The results are compelling. iISM reveals extended filamentous actin structures without labeling. Fluorescence ISM provides molecularly specific actin detection. Overlaying both images confirms excellent spatial correspondence between modalities. Furthermore, iISM detects additional unlabeled structures — vesicles and focal adhesions — that remain invisible in fluorescence.
Complementary, Not Competing
The two techniques offer different and complementary information. Fluorescence provides molecular specificity. iISM delivers structural contrast, context, and quantitative scattering information. Together, they present a more complete picture of cellular architecture. This hybrid approach is a key strength of the iISM platform.
Future Applications
Adaptable to Existing Instruments
iISM integrates readily into commercial confocal fluorescence ISM systems. Platforms such as Zeiss Airyscan, Nikon Nsparc, and PicoQuant Luminosa can adopt iISM. The upgrade requires substituting the main dichroic mirror with a polarizing beam splitter and adding a quarter-wave plate.
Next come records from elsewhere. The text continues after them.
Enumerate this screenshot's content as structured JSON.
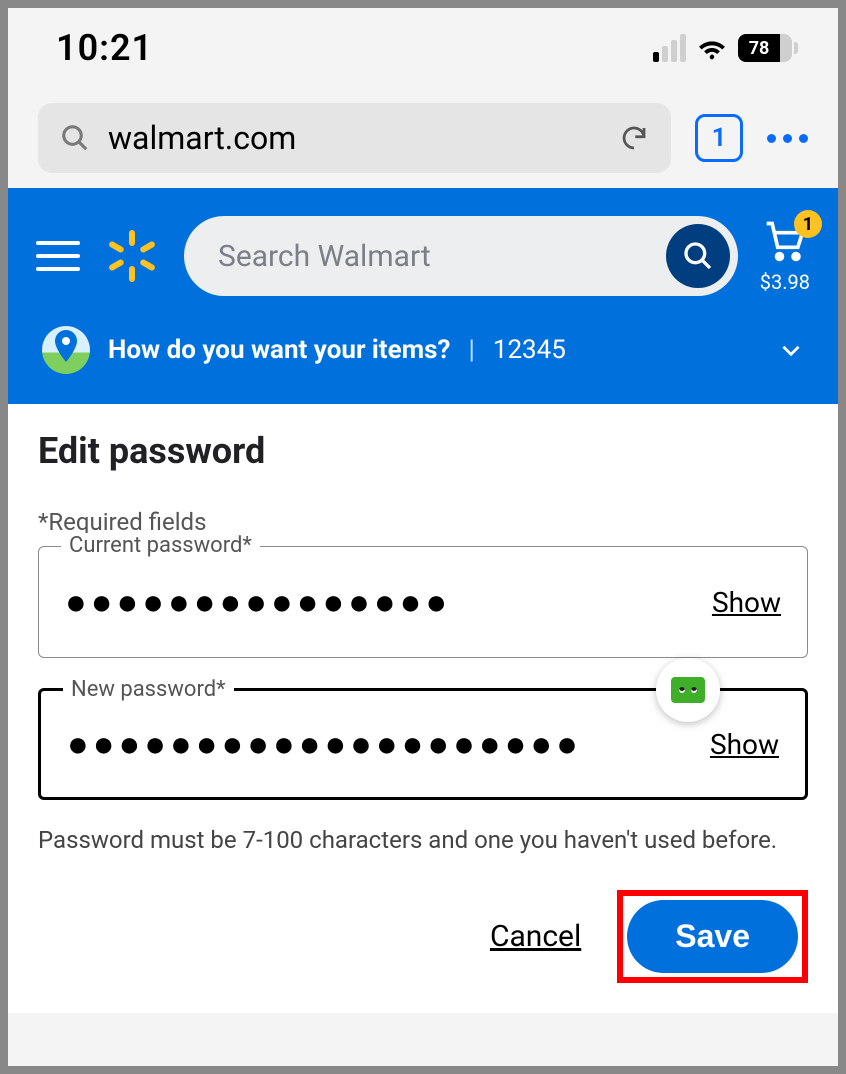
{
  "status": {
    "time": "10:21",
    "battery": "78"
  },
  "browser": {
    "url": "walmart.com",
    "tab_count": "1"
  },
  "header": {
    "search_placeholder": "Search Walmart",
    "cart_count": "1",
    "cart_total": "$3.98"
  },
  "fulfillment": {
    "prompt": "How do you want your items?",
    "separator": "|",
    "location": "12345"
  },
  "page": {
    "title": "Edit password",
    "required_note": "*Required fields",
    "current": {
      "label": "Current password*",
      "value_masked": "●●●●●●●●●●●●●●●",
      "show": "Show"
    },
    "new": {
      "label": "New password*",
      "value_masked": "●●●●●●●●●●●●●●●●●●●●",
      "show": "Show"
    },
    "hint": "Password must be 7-100 characters and one you haven't used before.",
    "cancel": "Cancel",
    "save": "Save"
  }
}
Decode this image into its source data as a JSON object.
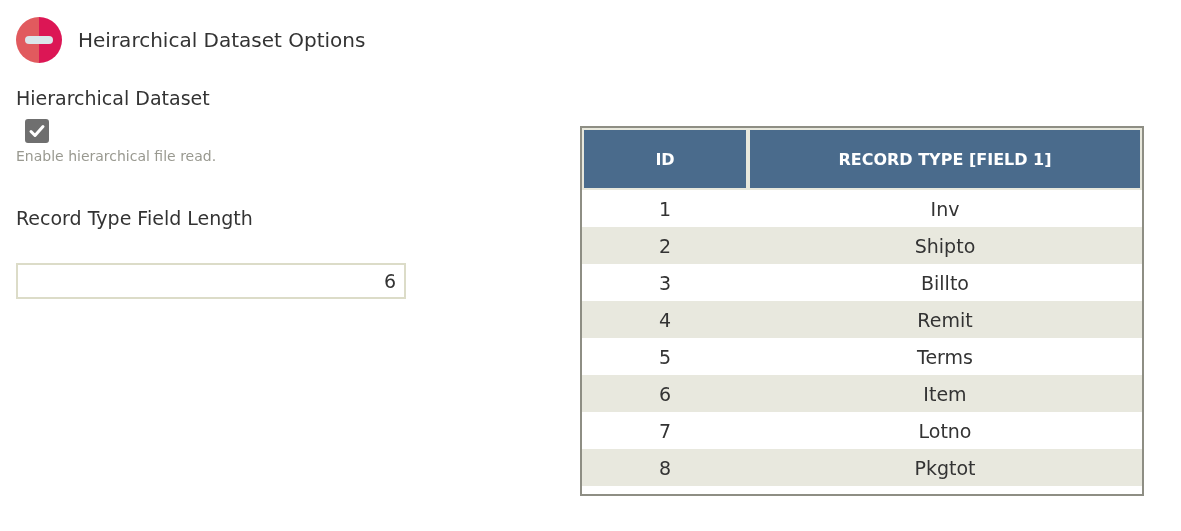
{
  "header": {
    "title": "Heirarchical Dataset Options"
  },
  "hierarchical_dataset": {
    "label": "Hierarchical Dataset",
    "checked": true,
    "hint": "Enable hierarchical file read."
  },
  "record_type_field_length": {
    "label": "Record Type Field Length",
    "value": "6"
  },
  "table": {
    "columns": [
      "ID",
      "RECORD TYPE [FIELD 1]"
    ],
    "rows": [
      [
        "1",
        "Inv"
      ],
      [
        "2",
        "Shipto"
      ],
      [
        "3",
        "Billto"
      ],
      [
        "4",
        "Remit"
      ],
      [
        "5",
        "Terms"
      ],
      [
        "6",
        "Item"
      ],
      [
        "7",
        "Lotno"
      ],
      [
        "8",
        "Pkgtot"
      ]
    ]
  }
}
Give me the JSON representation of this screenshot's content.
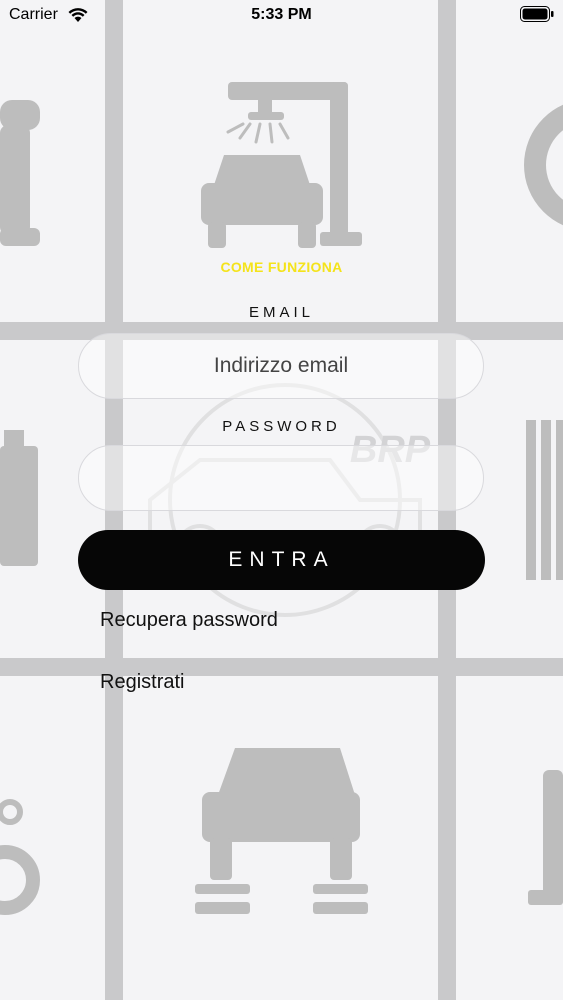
{
  "status_bar": {
    "carrier": "Carrier",
    "time": "5:33 PM"
  },
  "link_how_it_works": "COME FUNZIONA",
  "email": {
    "label": "EMAIL",
    "placeholder": "Indirizzo email",
    "value": ""
  },
  "password": {
    "label": "PASSWORD",
    "value": ""
  },
  "login_button": "ENTRA",
  "recover_password": "Recupera password",
  "register": "Registrati",
  "background_logo_text": "BRP",
  "colors": {
    "accent": "#f4e31a",
    "button": "#060606",
    "background": "#f4f4f6",
    "icons": "#bdbdbd"
  }
}
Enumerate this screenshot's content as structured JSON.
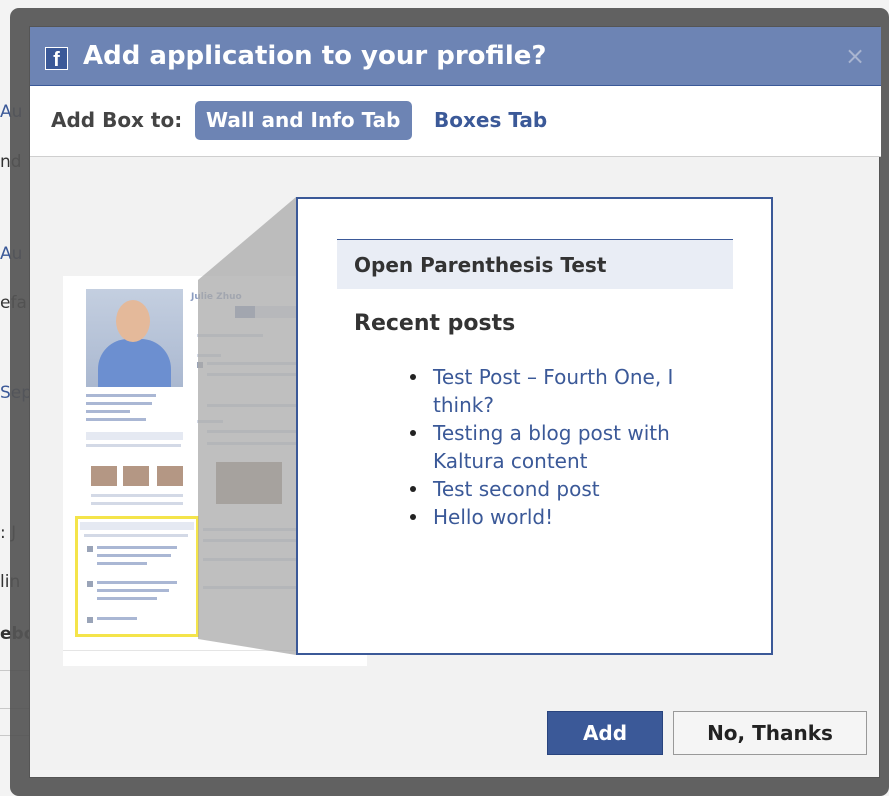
{
  "background_page": {
    "fragments": [
      "Au",
      "nd",
      "Au",
      "efa",
      "Sep",
      ": J",
      "lin",
      "ebo"
    ]
  },
  "dialog": {
    "logo": "f",
    "title": "Add application to your profile?",
    "close_label": "×",
    "tabs": {
      "label": "Add Box to:",
      "active": "Wall and Info Tab",
      "inactive": "Boxes Tab"
    },
    "profile_thumbnail": {
      "name": "Julie Zhuo"
    },
    "preview": {
      "header": "Open Parenthesis Test",
      "section_title": "Recent posts",
      "posts": [
        "Test Post – Fourth One, I think?",
        "Testing a blog post with Kaltura content",
        "Test second post",
        "Hello world!"
      ]
    },
    "buttons": {
      "add": "Add",
      "decline": "No, Thanks"
    }
  },
  "colors": {
    "title_bar": "#6d84b4",
    "brand_blue": "#3b5998",
    "highlight_yellow": "#f4e44a"
  }
}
This low barrier to adoption accelerates real-world implementation.
Expanding the Technique
Several exciting extensions are possible. Replacing the sCMOS camera with a SPAD array would improve temporal resolution significantly. Parallelized spinning-disk detection schemes could push imaging toward the millisecond timescale. Additionally, computational staining approaches — using neural networks trained on paired fluorescence and scattering data — could add molecular specificity to purely label-free acquisitions.
Combining iISM with single-molecule fluorescence ISM (SM-ISM) represents perhaps the most ambitious future direction. This hybrid strategy would unite ultrasensitive scattering detection with molecular specificity, potentially transforming how scientists study cell structure and function.
Broader Biological Impact
iISM opens new paths for studying dynamic biological processes. Host-pathogen interactions, intracellular trafficking, and cytoskeletal rearrangements can now be observed under near-native, label-free conditions. As a result, iISM offers a powerful platform for biological discovery with minimal perturbation and maximum resolution.